Did you know May is Older Americans Month? According to the Administration for Community Living (ACL), which leads the national celebration each year, older Americans more than ever before are working longer, trying new things, and engaging in their communities. They’re taking charge, striving for wellness, focusing on independence, and advocating for themselves and others.

One key example of this notable trend? Senior Corps. Last year, 245,000 seniors aged 55 and older gave back to their communities as Senior Corps volunteers, serving an impressive 74.6 million total hours. Collectively, these Senior Corps volunteers helped 845,000 additional older adults, according to the Corporation for National & Community Service (CNCS) which administers the Senior Corps and AmeriCorps programs.

At the state level, Governor-appointed state service commissions are also taking note of and partnering with Senior Corps to “get things done” for local communities. For example, Volunteer Iowa which is the Hawkeye State’s designated commission on volunteering and service, is proud of its strong involvement with and support for Senior Corps programs, including the Retired Senior Volunteer Programs (RSVP).

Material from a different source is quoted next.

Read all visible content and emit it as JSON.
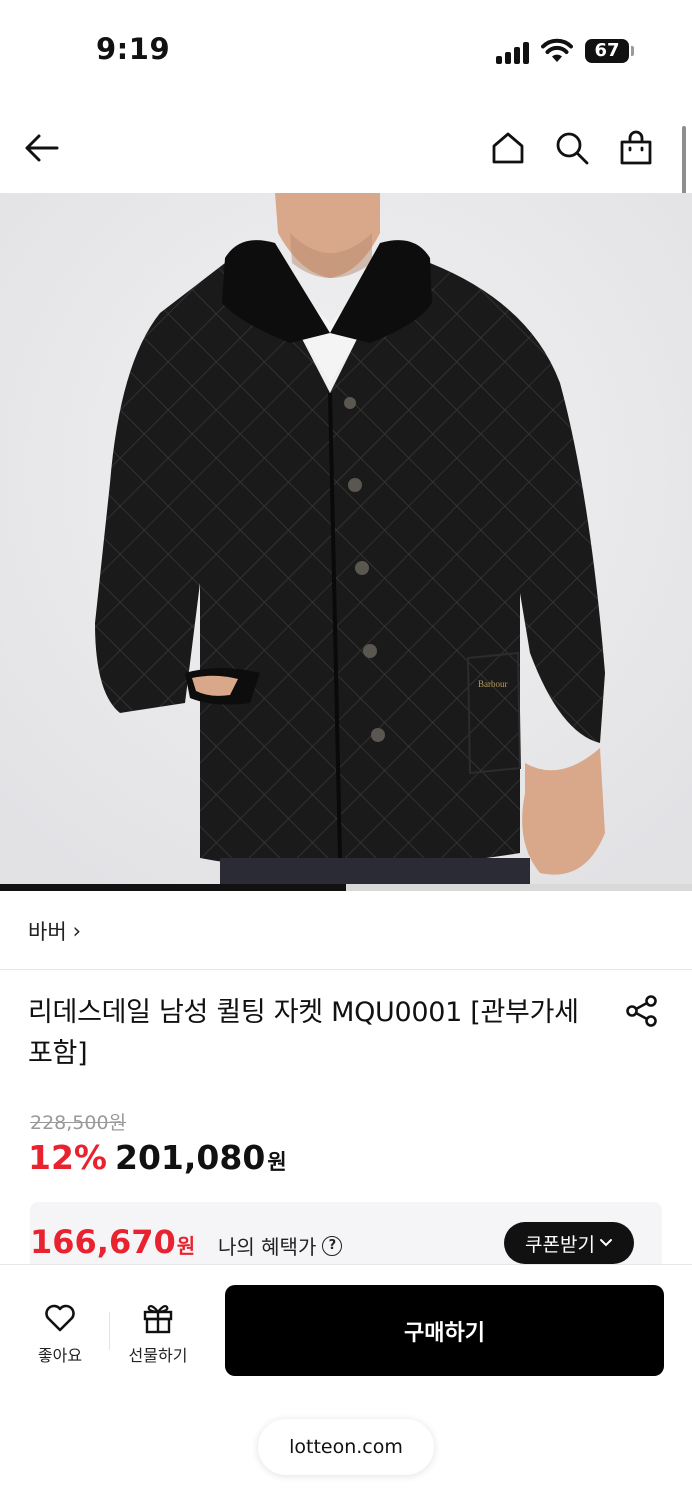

In July 2016, Volunteer Iowa announced an award of $279,000 in state-funded RSVP grants, leveraging over $1.2 million in federal funds, and supporting 5,498 RSVP Senior Corps volunteers.

This program, along with federal and state funding for AmeriCorps, is helping generate and support over 41,000 community volunteers working to improve hundreds of local nonprofits, schools and communities throughout Iowa.  Volunteer Iowa has over 7,000 National Service positions in the state, with 5,500 of those as Senior Corps volunteers.

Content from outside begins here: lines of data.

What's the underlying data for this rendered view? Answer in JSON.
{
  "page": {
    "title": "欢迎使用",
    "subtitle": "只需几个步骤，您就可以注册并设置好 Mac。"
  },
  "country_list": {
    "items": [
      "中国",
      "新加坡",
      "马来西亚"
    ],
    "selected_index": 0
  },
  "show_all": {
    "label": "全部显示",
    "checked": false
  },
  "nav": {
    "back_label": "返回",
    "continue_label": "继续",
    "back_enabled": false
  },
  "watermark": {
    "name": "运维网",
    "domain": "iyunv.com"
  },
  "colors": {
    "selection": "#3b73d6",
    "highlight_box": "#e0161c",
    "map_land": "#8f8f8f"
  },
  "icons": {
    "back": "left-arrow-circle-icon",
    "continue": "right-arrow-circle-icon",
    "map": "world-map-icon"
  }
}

And every dollar in state funding to RSVP leverages $27.80 in additional funding. Senior Corps work truly matters in Iowa!
RSVP connects volunteers age 55 and over with service opportunities in their communities that match their skills and availability. From building houses to immunizing children, from enhancing the capacity of nonprofit organizations to improving and protecting the environment, RSVP volunteers put their unique talents to work to make a difference. Volunteer Iowa supports Senior Corps members with training and networking opportunities and recognition events. Iowa is beyond grateful for the work that the RSVP volunteers are doing within the state.

In 2016, in Iowa alone:

  • 3,800 young Iowans were tutored by Foster Grandparents
  • 830 local organizations benefited from Iowa RSVP volunteers
  • 1,000 homebound seniors were assisted by Senior Companions
  • 362,355 hours of service were completed by Iowa RSVP volunteers

Continuing to support Senior Corps programs in the state of Iowa is a priority for the state commission.  Volunteer Iowa believes that RSVP provides and will continue to provide vital capacity-building services to non-profits and communities by building the infrastructure for volunteering overall. Volunteer Iowa recognizes how important it is for the state of Iowa that RSVP is well-positioned as a community resource for volunteerism and volunteer management, especially in areas where volunteer centers do not exist.

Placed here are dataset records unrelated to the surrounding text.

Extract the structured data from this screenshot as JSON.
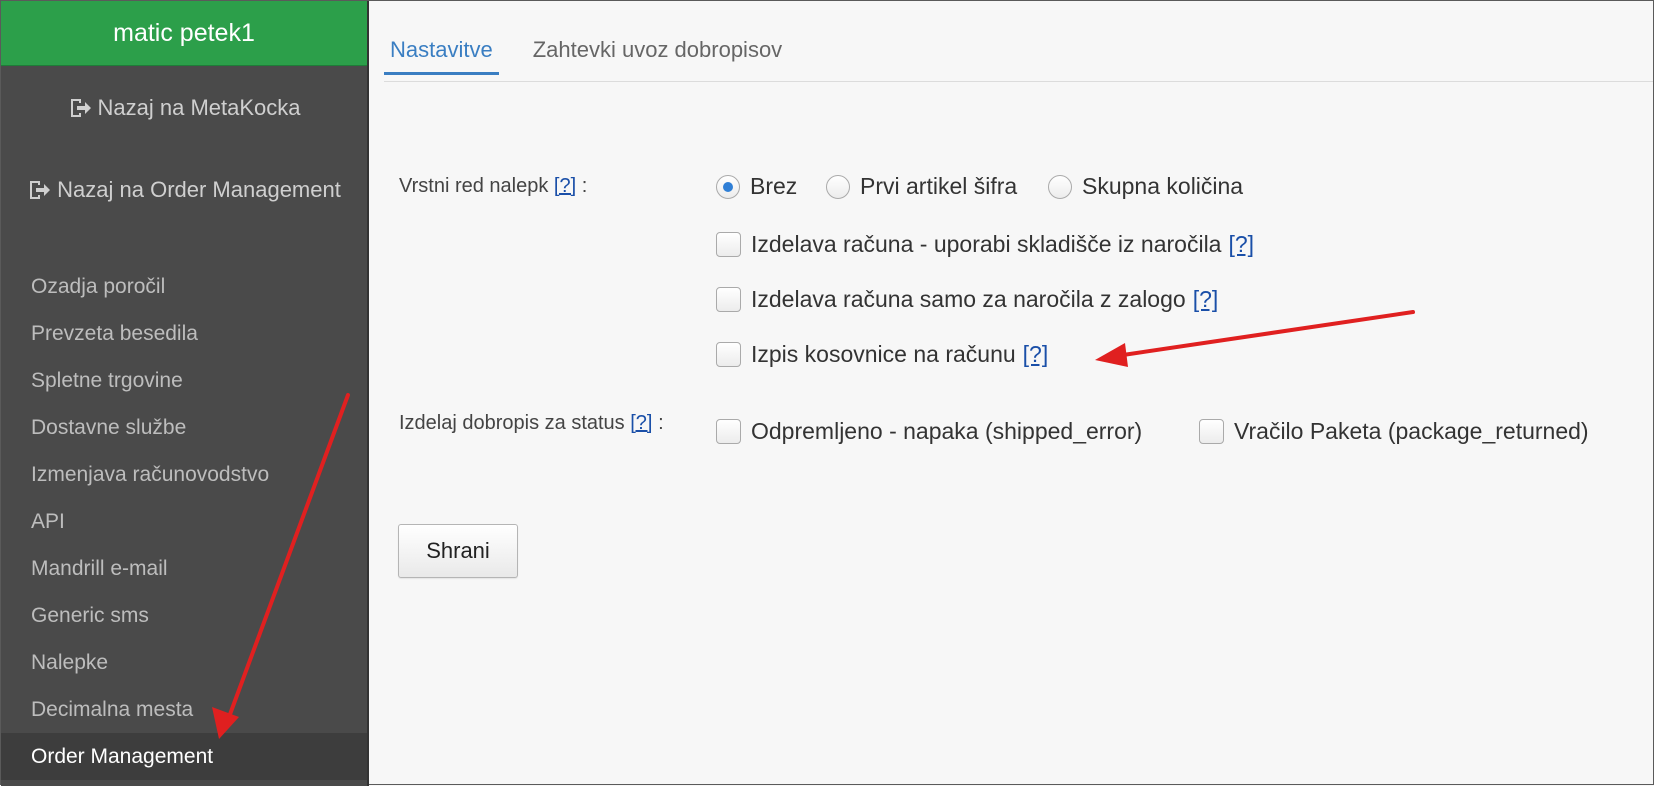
{
  "sidebar": {
    "user": "matic petek1",
    "back_links": [
      {
        "label": "Nazaj na MetaKocka"
      },
      {
        "label": "Nazaj na Order Management"
      }
    ],
    "items": [
      {
        "label": "Ozadja poročil"
      },
      {
        "label": "Prevzeta besedila"
      },
      {
        "label": "Spletne trgovine"
      },
      {
        "label": "Dostavne službe"
      },
      {
        "label": "Izmenjava računovodstvo"
      },
      {
        "label": "API"
      },
      {
        "label": "Mandrill e-mail"
      },
      {
        "label": "Generic sms"
      },
      {
        "label": "Nalepke"
      },
      {
        "label": "Decimalna mesta"
      },
      {
        "label": "Order Management",
        "active": true
      }
    ]
  },
  "tabs": [
    {
      "label": "Nastavitve",
      "active": true
    },
    {
      "label": "Zahtevki uvoz dobropisov"
    }
  ],
  "form": {
    "help_text": "[?]",
    "sort_order": {
      "label": "Vrstni red nalepk",
      "separator": ":",
      "options": [
        {
          "label": "Brez",
          "selected": true
        },
        {
          "label": "Prvi artikel šifra",
          "selected": false
        },
        {
          "label": "Skupna količina",
          "selected": false
        }
      ]
    },
    "checkboxes": [
      {
        "label": "Izdelava računa - uporabi skladišče iz naročila",
        "checked": false
      },
      {
        "label": "Izdelava računa samo za naročila z zalogo",
        "checked": false
      },
      {
        "label": "Izpis kosovnice na računu",
        "checked": false
      }
    ],
    "credit_note": {
      "label": "Izdelaj dobropis za status",
      "separator": ":",
      "options": [
        {
          "label": "Odpremljeno - napaka (shipped_error)",
          "checked": false
        },
        {
          "label": "Vračilo Paketa (package_returned)",
          "checked": false
        }
      ]
    },
    "save_label": "Shrani"
  },
  "colors": {
    "sidebar_header": "#2c9f4a",
    "sidebar_bg": "#4a4a4a",
    "tab_active": "#3a7ec2",
    "annotation_arrow": "#e02020"
  }
}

We believe that providing capacity building services is an activity that builds on RSVP Director’s skills and aligns with the current activities of programs in working with sites and partners, and will continue to position RSVP for secure funding so we can continue to serve Iowa’s communities moving forward.

Thank you to Senior Corps volunteers — and all older Americans who are making the time to volunteer — for taking the skills and wisdom you’ve learned over your lifetimes to make communities stronger!